His story has now been brought to the big screen in “The Iceman,” a somewhat confused, brutal film that’s nonetheless compelling, mostly because of a mesmerizing performance by the gifted Michael Shannon (“Revolutionary Road” and HBO’s “Boardwalk Empire”) as Kuklinski and evocative period details.
Kuklinski’s story has been told before, though never in a feature film. He was previously the subject of non-fiction several books and two HBO documentaries that featured extensive interviews with him.
This new “Iceman” stresses the disconnect between Kuklinski’s chosen profession and his placid, seemingly normal domestic life as a loving husband and devoted father in suburbia.
The movie begins in the early 1960s with a young Kuklinski shyly courting Deborah Pellicotti (Winona Ryder), who will become his wife. A man of very few words, he haltingly tells her that he works on animated movies, though really he toils in a film lab that handles porno films distributed by the Mafia. And we learn right away that Kuklinski has anger management issues when we see him follow into an alley a guy he feels failed to show proper respect and then efficiently slit the man’s throat.
Kuklinski is soon recruited as a hired killer by Roy DeMeo (Ray Liotta), a New Jersey mobster. In the movie, it is DeMeo who gives Kuklinski his nickname as “The Iceman” because of his seeming lack of emotion in stressful situations, i.e. having a gun in his face. Later, though his identity is still unknown by the press, Kuklinski is dubbed “The Iceman” by journalists because he frequently stores his victims in freezers, thus making it impossible for investigators to pinpoint their time of death.
Killing for hire pays well and Kuklinski explains this increasing prosperity to his wife by telling her that he is a currency trader.
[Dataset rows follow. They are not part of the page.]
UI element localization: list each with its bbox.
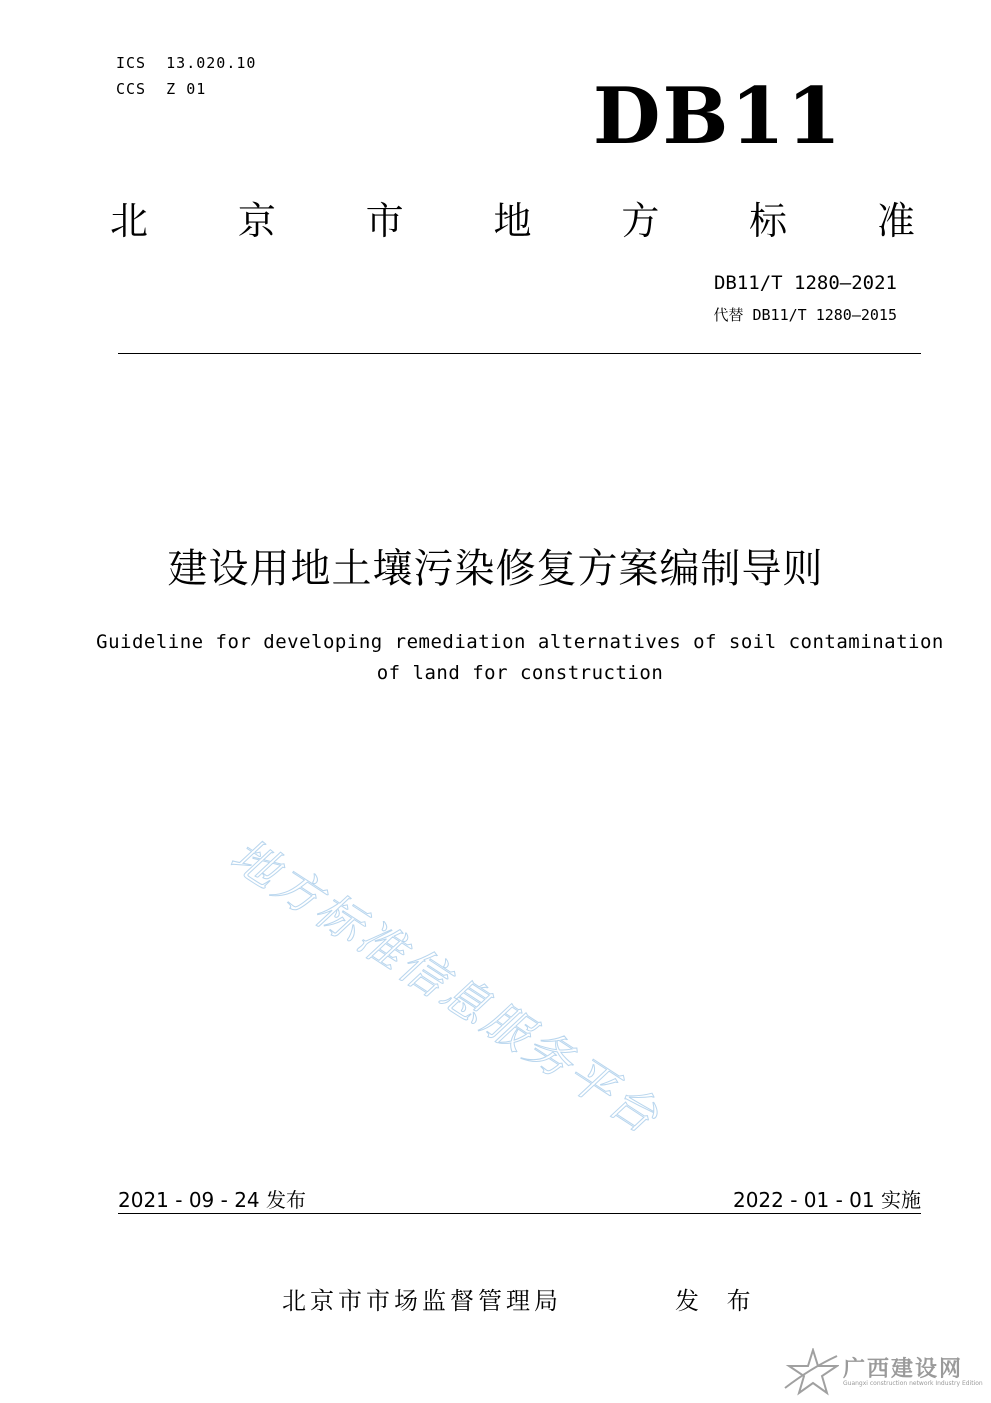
standard-number: DB11/T 1280—2021 <box>713 272 897 294</box>
heading-char: 方 <box>621 198 660 243</box>
star-icon <box>783 1348 839 1396</box>
classification-codes <box>116 50 256 102</box>
heading-char: 标 <box>749 198 788 243</box>
issue-date: 2021 - 09 - 24 发布 <box>118 1188 307 1212</box>
heading-char: 市 <box>365 198 404 243</box>
publisher: 北京市市场监督管理局 <box>282 1287 562 1315</box>
title-english-line-1: Guideline for developing remediation alternatives of soil contamination <box>96 631 944 653</box>
heading-char: 京 <box>237 198 276 243</box>
title-english-line-2: of land for construction <box>376 662 664 684</box>
publish-label: 发 布 <box>675 1287 761 1315</box>
implementation-date: 2022 - 01 - 01 实施 <box>732 1188 921 1212</box>
title-english <box>60 627 980 689</box>
site-subtitle: Guangxi construction network Industry Edition <box>843 1380 983 1387</box>
site-name: 广西建设网 <box>843 1356 964 1382</box>
top-divider <box>118 353 921 354</box>
title-chinese: 建设用地土壤污染修复方案编制导则 <box>167 546 824 592</box>
bottom-divider <box>118 1213 921 1214</box>
site-logo <box>783 1348 983 1398</box>
heading-char: 北 <box>110 198 149 243</box>
local-standard-heading <box>110 192 915 242</box>
watermark: 地方标准信息服务平台 <box>221 827 671 1146</box>
ccs-code: CCS Z 01 <box>116 80 207 98</box>
heading-char: 地 <box>493 198 532 243</box>
standard-code-logo: DB11 <box>592 71 843 162</box>
replaces-standard: 代替 DB11/T 1280—2015 <box>713 306 897 324</box>
ics-code: ICS 13.020.10 <box>116 54 257 72</box>
heading-char: 准 <box>876 198 915 243</box>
But as the pile of bodies he’s responsible for grows ever higher and his relationships with various mob figures more complicated, something’s gotta give and, eventually, it does.
What drives the movie is Shannon’s restrained yet forceful performance. His Kuklinski is a monster who ruthlessly slices and dices on the job but at home is a caring husband and father capable of cradling and prattling lovingly to his infant daughter while giving her a late night bottle.
Also effective are Ryder as his wife and Liotta, David Schwimmer and Robert Davi as mobsters. The ubiquitous James Franco pops up briefly — and pointlessly –as a scuzzy photographer who is one of Kuklinski’s targets.
The film makes an effort to uncover what’s behind Kuklinski’s brutality and readiness to kill by including flashbacks to his abusive childhood and a painful jailhouse visit with a younger brother (Stephen Dorff) who’s already doing time. But it feels as if director-cowriter Ariel Vroman (“Danika”) is throwing these in as explicatory sops.
Is there really any explaining, ever, what drives the Kuklinskis of this world?